De esta manera, ese día el Poder Ejecutivo central dejará nuevamente a las reglas del mercado los precios del combustible y del crudo tipo Brent. Específicamente, según afirmaron desde la Secretaría de Energía de la Nación, no habrá medidas complementarias para que la salida del congelamiento sea gradual. De esta manera, el valor de las naftas y el gasoil se dispararían en los surtidores cerca de un 15%, en promedio, ya que esta es la brecha que los funcionarios consideran que existe hoy entre el precio interno y el internacional.
No obstante, las autoridades de la Secretaría que lidera Gustavo Lopetegui, sí están analizando la posibilidad de otorgar un aumento parcial antes de que venza el decreto. Esto no es algo novedoso, ya que es el mismo mecanismo que se utilizó en septiembre, cuando en medio de una escalada global en el precio del petróleo, producto de un atentado a dos refinerías saudíes, concedió un alza del 4%. Sin embargo, aún no se ha tomado ninguna determinación oficial, ni mucho menos se hizo pública ninguna resolución al respecto. Ni si quiera las empresas vinculadas a la actividad petrolera han tenido noticias sobre estos posibles incrementos parciales.

Llega el “día 91”

Lo único sobre lo que hay certezas es sobre los resuelto en el decreto que publicó la administración de Mauricio Macri meses atrás, que es que el día 91 los precios se liberarán.
Cuando esto suceda, el barril de crudo tipo Brent se ajustará a la paridad de importación, que actualmente es un 15% mayor, de acuerdo a los cálculos del Gobierno Nacional. Ese margen se explica en 4 puntos por la diferencia entre el barril de crudo fijado por el decreto en 59 dólares y el petróleo Brent, que el martes cerró a 61,29 dólares por unidad, y en 11 puntos por el impacto de la devaluación al tener un tipo de cambio congelado. Si bien los cálculos oficiales dicen que la diferencia es de un 15%, para las petroleras la brecha es algo mayor al 20%.

Inflación y transición

Además de ese diferencial, resta conocerse qué ocurrirá con el otro componente de los precios finales, el impuesto a los combustibles líquidos, que se actualiza trimestralmente en base al Índice de Precios al Consumidor (IPC) pero que el Gobierno Nacional no aplicó desde mediados de año a raíz de la campaña electoral.
Lo que en el entorno del presidente electo Alberto Fernández llaman “la herencia energética” forma parte de las conversaciones de transición. Sin embargo, respecto de la salida del congelamiento no intercederán en las decisiones del Gobierno Nacional saliente. “Es un problema que generaron ellos y lo tienen que resolver”, aseguran desde las autoridades electas del Frente de Todos. “Nosotros nos opusimos al decreto porque implicó parar toda la producción en Vaca Muerta, que tiene costos dolarizados y esto atrasó mucho la rentabilidad, y perjudicó el balance de YPF. Un salto del precio no es lo deseable, pero mantener el congelamiento tiene costos muy altos”, explicaron desde el entorno de Fernández.
Además, desde el equipo técnico del Frente de Todos también señalaron que, en adelante, el futuro Gobierno se sentará con todos los actores de la cadena del sector para acordar modificaciones en la política hidrocarburífera para “buscar un punto de equilibrio entre los intereses en juego, garantizando rentabilidad pero sin tener combustibles dolarizados porque eso destruye cualquier proyecto de recuperación económica como el que proponemos”.

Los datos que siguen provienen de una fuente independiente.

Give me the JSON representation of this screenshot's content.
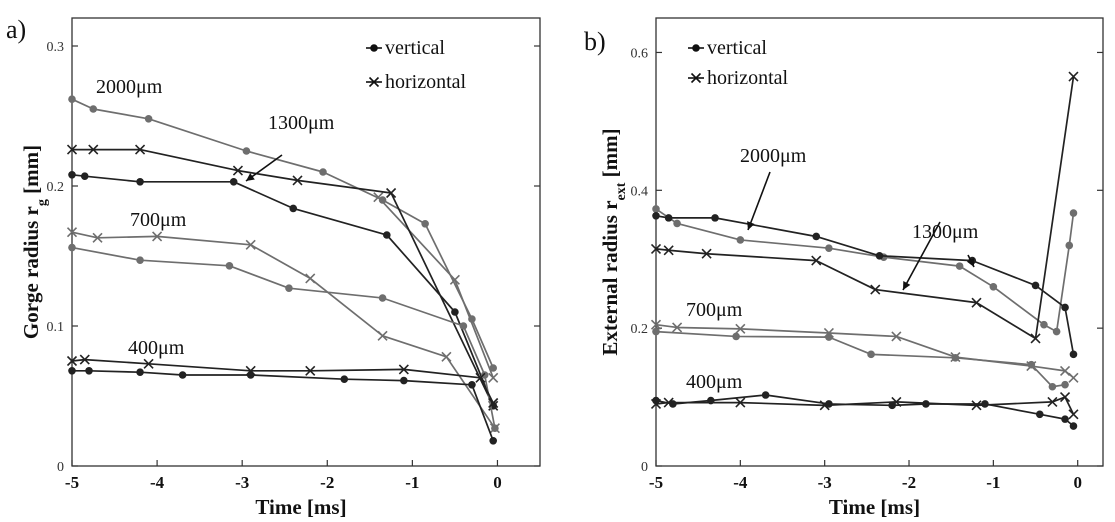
{
  "chart_data": [
    {
      "type": "line",
      "panel_label": "a)",
      "xlabel": "Time [ms]",
      "ylabel_main": "Gorge radius r",
      "ylabel_sub": "g",
      "ylabel_unit": " [mm]",
      "xlim": [
        -5,
        0.5
      ],
      "ylim": [
        0,
        0.32
      ],
      "xticks": [
        -5,
        -4,
        -3,
        -2,
        -1,
        0
      ],
      "xtick_labels": [
        "-5",
        "-4",
        "-3",
        "-2",
        "-1",
        "0"
      ],
      "yticks": [
        0,
        0.1,
        0.2,
        0.3
      ],
      "ytick_labels": [
        "0",
        "0.1",
        "0.2",
        "0.3"
      ],
      "grid": false,
      "legend_position": "top-right",
      "legend": [
        {
          "label": "vertical",
          "marker": "dot"
        },
        {
          "label": "horizontal",
          "marker": "x"
        }
      ],
      "annotations": [
        {
          "text": "2000μm"
        },
        {
          "text": "1300μm"
        },
        {
          "text": "700μm"
        },
        {
          "text": "400μm"
        }
      ],
      "series": [
        {
          "group": "2000μm",
          "marker": "dot",
          "color": "#6e6e6e",
          "x": [
            -5.0,
            -4.75,
            -4.1,
            -2.95,
            -2.05,
            -1.35,
            -0.85,
            -0.3,
            -0.05
          ],
          "y": [
            0.262,
            0.255,
            0.248,
            0.225,
            0.21,
            0.19,
            0.173,
            0.105,
            0.07
          ]
        },
        {
          "group": "2000μm",
          "marker": "x",
          "color": "#6e6e6e",
          "x": [
            -1.4,
            -0.5,
            -0.05
          ],
          "y": [
            0.192,
            0.133,
            0.063
          ]
        },
        {
          "group": "1300μm",
          "marker": "dot",
          "color": "#222222",
          "x": [
            -5.0,
            -4.85,
            -4.2,
            -3.1,
            -2.4,
            -1.3,
            -0.5,
            -0.05
          ],
          "y": [
            0.208,
            0.207,
            0.203,
            0.203,
            0.184,
            0.165,
            0.11,
            0.043
          ]
        },
        {
          "group": "1300μm",
          "marker": "x",
          "color": "#222222",
          "x": [
            -5.0,
            -4.75,
            -4.2,
            -3.05,
            -2.35,
            -1.25,
            -0.05
          ],
          "y": [
            0.226,
            0.226,
            0.226,
            0.211,
            0.204,
            0.195,
            0.043
          ]
        },
        {
          "group": "700μm",
          "marker": "dot",
          "color": "#6e6e6e",
          "x": [
            -5.0,
            -4.2,
            -3.15,
            -2.45,
            -1.35,
            -0.4,
            -0.15,
            -0.03
          ],
          "y": [
            0.156,
            0.147,
            0.143,
            0.127,
            0.12,
            0.1,
            0.065,
            0.027
          ]
        },
        {
          "group": "700μm",
          "marker": "x",
          "color": "#6e6e6e",
          "x": [
            -5.0,
            -4.7,
            -4.0,
            -2.9,
            -2.2,
            -1.35,
            -0.6,
            -0.03
          ],
          "y": [
            0.167,
            0.163,
            0.164,
            0.158,
            0.134,
            0.093,
            0.078,
            0.027
          ]
        },
        {
          "group": "400μm",
          "marker": "dot",
          "color": "#222222",
          "x": [
            -5.0,
            -4.8,
            -4.2,
            -3.7,
            -2.9,
            -1.8,
            -1.1,
            -0.3,
            -0.05
          ],
          "y": [
            0.068,
            0.068,
            0.067,
            0.065,
            0.065,
            0.062,
            0.061,
            0.058,
            0.018
          ]
        },
        {
          "group": "400μm",
          "marker": "x",
          "color": "#222222",
          "x": [
            -5.0,
            -4.85,
            -4.1,
            -2.9,
            -2.2,
            -1.1,
            -0.2,
            -0.05
          ],
          "y": [
            0.075,
            0.076,
            0.073,
            0.068,
            0.068,
            0.069,
            0.063,
            0.045
          ]
        }
      ]
    },
    {
      "type": "line",
      "panel_label": "b)",
      "xlabel": "Time [ms]",
      "ylabel_main": "External radius r",
      "ylabel_sub": "ext",
      "ylabel_unit": " [mm]",
      "xlim": [
        -5,
        0.3
      ],
      "ylim": [
        0,
        0.65
      ],
      "xticks": [
        -5,
        -4,
        -3,
        -2,
        -1,
        0
      ],
      "xtick_labels": [
        "-5",
        "-4",
        "-3",
        "-2",
        "-1",
        "0"
      ],
      "yticks": [
        0,
        0.2,
        0.4,
        0.6
      ],
      "ytick_labels": [
        "0",
        "0.2",
        "0.4",
        "0.6"
      ],
      "grid": false,
      "legend_position": "top-left",
      "legend": [
        {
          "label": "vertical",
          "marker": "dot"
        },
        {
          "label": "horizontal",
          "marker": "x"
        }
      ],
      "annotations": [
        {
          "text": "2000μm"
        },
        {
          "text": "1300μm"
        },
        {
          "text": "700μm"
        },
        {
          "text": "400μm"
        }
      ],
      "series": [
        {
          "group": "2000μm",
          "marker": "dot",
          "color": "#6e6e6e",
          "x": [
            -5.0,
            -4.75,
            -4.0,
            -2.95,
            -2.3,
            -1.4,
            -1.0,
            -0.4,
            -0.25,
            -0.1,
            -0.05
          ],
          "y": [
            0.373,
            0.352,
            0.328,
            0.316,
            0.303,
            0.29,
            0.26,
            0.205,
            0.195,
            0.32,
            0.367
          ]
        },
        {
          "group": "1300μm",
          "marker": "dot",
          "color": "#222222",
          "x": [
            -5.0,
            -4.85,
            -4.3,
            -3.1,
            -2.35,
            -1.25,
            -0.5,
            -0.15,
            -0.05
          ],
          "y": [
            0.363,
            0.36,
            0.36,
            0.333,
            0.305,
            0.298,
            0.262,
            0.23,
            0.162
          ]
        },
        {
          "group": "1300μm",
          "marker": "x",
          "color": "#222222",
          "x": [
            -5.0,
            -4.85,
            -4.4,
            -3.1,
            -2.4,
            -1.2,
            -0.5,
            -0.05
          ],
          "y": [
            0.315,
            0.313,
            0.308,
            0.298,
            0.256,
            0.237,
            0.185,
            0.565
          ]
        },
        {
          "group": "700μm",
          "marker": "dot",
          "color": "#6e6e6e",
          "x": [
            -5.0,
            -4.05,
            -2.95,
            -2.45,
            -1.45,
            -0.55,
            -0.3,
            -0.15
          ],
          "y": [
            0.195,
            0.188,
            0.187,
            0.162,
            0.157,
            0.147,
            0.115,
            0.118
          ]
        },
        {
          "group": "700μm",
          "marker": "x",
          "color": "#6e6e6e",
          "x": [
            -5.0,
            -4.75,
            -4.0,
            -2.95,
            -2.15,
            -1.45,
            -0.55,
            -0.15,
            -0.05
          ],
          "y": [
            0.205,
            0.201,
            0.199,
            0.193,
            0.188,
            0.158,
            0.145,
            0.138,
            0.128
          ]
        },
        {
          "group": "400μm",
          "marker": "dot",
          "color": "#222222",
          "x": [
            -5.0,
            -4.8,
            -4.35,
            -3.7,
            -2.95,
            -2.2,
            -1.8,
            -1.1,
            -0.45,
            -0.15,
            -0.05
          ],
          "y": [
            0.095,
            0.09,
            0.095,
            0.103,
            0.09,
            0.088,
            0.09,
            0.09,
            0.075,
            0.068,
            0.058
          ]
        },
        {
          "group": "400μm",
          "marker": "x",
          "color": "#222222",
          "x": [
            -5.0,
            -4.85,
            -4.0,
            -3.0,
            -2.15,
            -1.2,
            -0.3,
            -0.15,
            -0.05
          ],
          "y": [
            0.09,
            0.092,
            0.092,
            0.088,
            0.093,
            0.088,
            0.093,
            0.1,
            0.075
          ]
        }
      ]
    }
  ]
}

El congelamiento ayudó a frenar la caída en las ventas

El congelamiento de los precios de los combustibles decretado por el Gobierno Nacional contribuyó a “frenar” la caída en las ventas de naftas y gasoil, aunque la demanda sigue golpeada y se mantienen las denuncias por desabastecimiento de las estaciones de servicio “blancas”.
Según datos de la Secretaría de Energía de la Nación, recopilados por la confederación de estacioneros, el despacho de combustibles en septiembre creció un 4,9% frente a igual mes de 2018. Pero en la comparación con agosto, el sector registró una caída del 0,25%, aún en el contexto de congelamiento de precios vigente hasta el 14 de noviembre.